Intervention involves rigorously studying past shootings and homicides, identifying patterns, connections, and group dynamics. This helps to focus efforts on those most at risk of being perpetrators or victims.
Efforts then focus on engaging in robust outreach in order to build trust, defuse dangerous situations and provide an array of services and alternatives to violence.
It’s this last part- providing services and long-term care- that is so crucial. If we cannot follow up with resources, that client will lose trust. And without those resources, clients have little alternatives to the default around them: violence.
WHY WE MUST DO THIS
Poverty, lack of good employment and education opportunities, unaffordable housing and childcare, and other systemic problems contribute to community gun violence, but the solutions we have to address these systemic problems do not reduce gun violence. Gun violence must be tackled directly, with focused efforts that can achieve significant results in a short amount of time.
Research proves that as we reduce gun violence, we will also improve other societal conditions. A 2012 study by Everytown and the Urban Institute showed that gun violence surges in specific neighborhoods greatly contributed to losses in wealth, jobs, and economic development.
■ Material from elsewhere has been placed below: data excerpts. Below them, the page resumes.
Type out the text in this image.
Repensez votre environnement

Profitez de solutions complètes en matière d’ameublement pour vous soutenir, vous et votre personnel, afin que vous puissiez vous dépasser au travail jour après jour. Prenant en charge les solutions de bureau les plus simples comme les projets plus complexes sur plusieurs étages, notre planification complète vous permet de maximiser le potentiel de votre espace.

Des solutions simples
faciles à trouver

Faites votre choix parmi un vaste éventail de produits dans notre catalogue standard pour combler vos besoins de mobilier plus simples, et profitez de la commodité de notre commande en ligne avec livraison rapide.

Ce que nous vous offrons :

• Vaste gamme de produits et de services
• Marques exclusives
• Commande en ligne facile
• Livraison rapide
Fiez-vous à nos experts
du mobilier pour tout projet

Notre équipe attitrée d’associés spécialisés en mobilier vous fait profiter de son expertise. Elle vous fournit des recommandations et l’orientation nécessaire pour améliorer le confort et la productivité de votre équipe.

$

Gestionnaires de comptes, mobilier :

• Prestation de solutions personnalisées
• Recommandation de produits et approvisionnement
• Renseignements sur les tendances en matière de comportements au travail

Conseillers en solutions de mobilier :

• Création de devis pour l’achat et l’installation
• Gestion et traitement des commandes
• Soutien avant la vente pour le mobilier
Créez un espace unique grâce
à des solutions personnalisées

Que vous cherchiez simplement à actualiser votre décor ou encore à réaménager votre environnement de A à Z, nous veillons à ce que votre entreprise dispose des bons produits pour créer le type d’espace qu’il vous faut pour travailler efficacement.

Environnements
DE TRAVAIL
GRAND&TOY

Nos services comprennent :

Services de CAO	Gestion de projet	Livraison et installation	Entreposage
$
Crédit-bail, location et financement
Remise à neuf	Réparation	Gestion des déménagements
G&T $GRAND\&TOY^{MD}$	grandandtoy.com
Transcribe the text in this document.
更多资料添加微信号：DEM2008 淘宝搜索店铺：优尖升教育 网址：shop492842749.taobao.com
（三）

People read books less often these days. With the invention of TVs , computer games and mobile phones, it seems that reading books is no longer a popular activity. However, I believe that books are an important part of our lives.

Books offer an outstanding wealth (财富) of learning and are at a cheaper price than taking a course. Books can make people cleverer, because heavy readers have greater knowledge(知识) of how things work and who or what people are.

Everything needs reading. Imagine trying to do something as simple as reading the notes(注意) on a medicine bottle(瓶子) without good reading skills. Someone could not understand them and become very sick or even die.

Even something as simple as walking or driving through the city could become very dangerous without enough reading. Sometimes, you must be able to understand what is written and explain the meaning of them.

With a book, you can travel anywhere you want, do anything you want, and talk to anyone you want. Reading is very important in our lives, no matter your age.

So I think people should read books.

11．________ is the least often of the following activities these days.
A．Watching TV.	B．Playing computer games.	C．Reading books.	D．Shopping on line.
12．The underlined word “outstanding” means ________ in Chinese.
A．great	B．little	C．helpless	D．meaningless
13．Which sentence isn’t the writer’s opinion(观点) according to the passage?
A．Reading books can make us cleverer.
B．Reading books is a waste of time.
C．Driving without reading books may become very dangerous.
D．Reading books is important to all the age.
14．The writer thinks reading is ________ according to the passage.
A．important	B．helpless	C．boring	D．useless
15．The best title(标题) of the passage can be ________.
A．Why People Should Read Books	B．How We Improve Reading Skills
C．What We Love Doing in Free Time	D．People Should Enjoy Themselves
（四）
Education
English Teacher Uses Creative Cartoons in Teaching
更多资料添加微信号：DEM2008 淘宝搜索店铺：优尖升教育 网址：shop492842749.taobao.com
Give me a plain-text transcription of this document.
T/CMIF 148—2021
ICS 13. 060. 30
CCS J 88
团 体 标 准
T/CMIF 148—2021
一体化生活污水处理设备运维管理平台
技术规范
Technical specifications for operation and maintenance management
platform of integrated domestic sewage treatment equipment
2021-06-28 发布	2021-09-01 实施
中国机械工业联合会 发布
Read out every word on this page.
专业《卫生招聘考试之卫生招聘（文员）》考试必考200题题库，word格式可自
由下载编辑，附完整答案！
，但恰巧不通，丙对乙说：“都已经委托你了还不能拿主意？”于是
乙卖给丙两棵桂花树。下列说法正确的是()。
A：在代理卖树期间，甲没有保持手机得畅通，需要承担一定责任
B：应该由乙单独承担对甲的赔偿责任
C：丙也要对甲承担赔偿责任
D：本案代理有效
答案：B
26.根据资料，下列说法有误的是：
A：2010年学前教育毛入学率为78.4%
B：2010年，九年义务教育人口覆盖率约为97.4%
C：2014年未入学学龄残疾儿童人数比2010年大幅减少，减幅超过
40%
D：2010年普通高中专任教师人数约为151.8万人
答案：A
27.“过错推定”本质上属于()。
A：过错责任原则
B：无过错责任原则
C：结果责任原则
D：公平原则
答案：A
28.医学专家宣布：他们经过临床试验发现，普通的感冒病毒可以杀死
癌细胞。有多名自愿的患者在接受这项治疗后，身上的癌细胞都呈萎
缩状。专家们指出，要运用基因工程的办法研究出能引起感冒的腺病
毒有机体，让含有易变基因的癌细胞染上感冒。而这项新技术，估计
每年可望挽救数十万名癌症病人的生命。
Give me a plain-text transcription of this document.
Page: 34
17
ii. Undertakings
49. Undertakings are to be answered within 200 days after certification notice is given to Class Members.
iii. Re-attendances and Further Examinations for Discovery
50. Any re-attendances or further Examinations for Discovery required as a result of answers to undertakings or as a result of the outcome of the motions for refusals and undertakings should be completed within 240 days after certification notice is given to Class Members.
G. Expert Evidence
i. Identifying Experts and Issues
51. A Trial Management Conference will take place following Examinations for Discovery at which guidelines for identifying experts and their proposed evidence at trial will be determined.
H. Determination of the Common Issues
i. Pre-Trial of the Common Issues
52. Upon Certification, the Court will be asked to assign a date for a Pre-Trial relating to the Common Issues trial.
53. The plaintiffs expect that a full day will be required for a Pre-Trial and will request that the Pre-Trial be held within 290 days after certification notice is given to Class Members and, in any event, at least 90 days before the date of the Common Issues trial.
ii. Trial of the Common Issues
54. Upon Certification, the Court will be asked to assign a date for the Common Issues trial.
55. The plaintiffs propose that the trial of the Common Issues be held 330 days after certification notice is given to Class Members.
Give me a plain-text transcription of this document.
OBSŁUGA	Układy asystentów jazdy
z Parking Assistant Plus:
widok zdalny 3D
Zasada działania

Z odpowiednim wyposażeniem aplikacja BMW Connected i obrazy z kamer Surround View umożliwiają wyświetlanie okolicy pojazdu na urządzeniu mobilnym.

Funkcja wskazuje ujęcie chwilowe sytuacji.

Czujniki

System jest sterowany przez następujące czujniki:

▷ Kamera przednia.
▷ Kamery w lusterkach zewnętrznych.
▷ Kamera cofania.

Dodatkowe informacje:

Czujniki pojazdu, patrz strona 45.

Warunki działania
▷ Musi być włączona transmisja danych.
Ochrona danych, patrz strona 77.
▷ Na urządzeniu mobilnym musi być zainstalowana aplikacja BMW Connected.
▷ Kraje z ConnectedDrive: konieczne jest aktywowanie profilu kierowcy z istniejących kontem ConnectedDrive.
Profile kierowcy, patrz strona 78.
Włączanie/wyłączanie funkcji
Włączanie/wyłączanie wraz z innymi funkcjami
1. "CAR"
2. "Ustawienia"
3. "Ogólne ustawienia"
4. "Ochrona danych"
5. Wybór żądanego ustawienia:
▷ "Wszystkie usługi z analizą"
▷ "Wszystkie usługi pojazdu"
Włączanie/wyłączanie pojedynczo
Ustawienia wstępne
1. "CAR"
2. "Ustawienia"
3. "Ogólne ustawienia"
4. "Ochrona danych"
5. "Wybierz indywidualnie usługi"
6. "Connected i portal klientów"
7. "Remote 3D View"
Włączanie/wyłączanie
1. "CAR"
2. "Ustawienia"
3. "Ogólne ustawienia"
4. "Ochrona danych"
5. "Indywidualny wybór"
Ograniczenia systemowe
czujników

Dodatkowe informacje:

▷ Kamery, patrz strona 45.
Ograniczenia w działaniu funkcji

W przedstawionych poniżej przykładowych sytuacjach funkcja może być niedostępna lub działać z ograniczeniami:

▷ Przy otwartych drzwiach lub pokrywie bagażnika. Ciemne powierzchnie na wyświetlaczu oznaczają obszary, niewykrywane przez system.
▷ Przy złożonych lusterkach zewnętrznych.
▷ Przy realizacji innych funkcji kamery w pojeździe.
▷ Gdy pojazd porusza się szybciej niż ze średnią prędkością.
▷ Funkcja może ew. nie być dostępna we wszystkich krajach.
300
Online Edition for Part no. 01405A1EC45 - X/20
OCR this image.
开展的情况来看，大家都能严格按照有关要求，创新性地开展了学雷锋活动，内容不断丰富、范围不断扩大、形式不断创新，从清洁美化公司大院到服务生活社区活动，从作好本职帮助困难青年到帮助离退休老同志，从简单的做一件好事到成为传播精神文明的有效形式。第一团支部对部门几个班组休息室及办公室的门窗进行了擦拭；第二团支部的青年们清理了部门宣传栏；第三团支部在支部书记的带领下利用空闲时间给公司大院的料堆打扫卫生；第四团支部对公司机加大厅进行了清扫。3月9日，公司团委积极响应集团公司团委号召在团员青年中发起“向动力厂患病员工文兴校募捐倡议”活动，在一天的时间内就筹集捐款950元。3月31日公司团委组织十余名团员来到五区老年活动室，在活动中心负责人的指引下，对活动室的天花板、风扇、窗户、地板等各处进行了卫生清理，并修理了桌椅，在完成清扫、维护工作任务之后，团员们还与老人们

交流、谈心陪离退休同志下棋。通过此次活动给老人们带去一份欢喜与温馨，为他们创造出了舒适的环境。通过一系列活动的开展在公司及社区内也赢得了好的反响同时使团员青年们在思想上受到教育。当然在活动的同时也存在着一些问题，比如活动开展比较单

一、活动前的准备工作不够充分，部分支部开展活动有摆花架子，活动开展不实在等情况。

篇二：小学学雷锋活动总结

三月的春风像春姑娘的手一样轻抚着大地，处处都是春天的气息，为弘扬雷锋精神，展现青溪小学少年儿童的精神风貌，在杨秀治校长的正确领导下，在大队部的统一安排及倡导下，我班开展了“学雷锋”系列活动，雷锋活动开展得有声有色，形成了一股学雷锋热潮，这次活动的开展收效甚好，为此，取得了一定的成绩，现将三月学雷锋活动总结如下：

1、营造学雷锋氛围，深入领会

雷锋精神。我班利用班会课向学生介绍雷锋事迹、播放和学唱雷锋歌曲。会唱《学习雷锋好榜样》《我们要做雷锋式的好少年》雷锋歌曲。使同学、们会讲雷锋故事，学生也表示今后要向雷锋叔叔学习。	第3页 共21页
Each additional homicide in a census tract was significantly associated with two fewer retail and service businesses the next year. For census tracts with available gunshot detection technology data, every 10 fewer incidents of gunfire in a census tract were significantly related to one new business opening, the creation of 20 jobs in new businesses, $1.3 million more in sales at new businesses, and one fewer business closure.
By reducing gun violence, we make it safe to go outside, go to school, go to work, and open a new business. By reducing gun violence, we can make substantial progress on safety, equity, and economic security in our most impacted communities.
Government can’t do it alone. In order to bring about real change and save lives, everyone across the city must act.
THE ANSWERS ARE
IN THE COMMUNITY
The communities most impacted by gun violence know what is needed, and know how to reach people. Communities do not want to be delivered public safety. They want to co-create public safety and be treated as true partners in keeping their neighborhoods safe. A transformational relationship, not transactional. This can be done. It has been done before in DC to help bring about the 2012 decline in homicides, and more recently through comprehensive plans in other cities.
DC is extremely fortunate to have numerous dedicated frontline peacemakers and dozens of grassroots organizations that can do the prevention, intervention, and transformation work that is necessary to reduce violence and maintain peace. Our role is ensuring that they have the resources- including funds, training, and capacity- necessary to get the job done.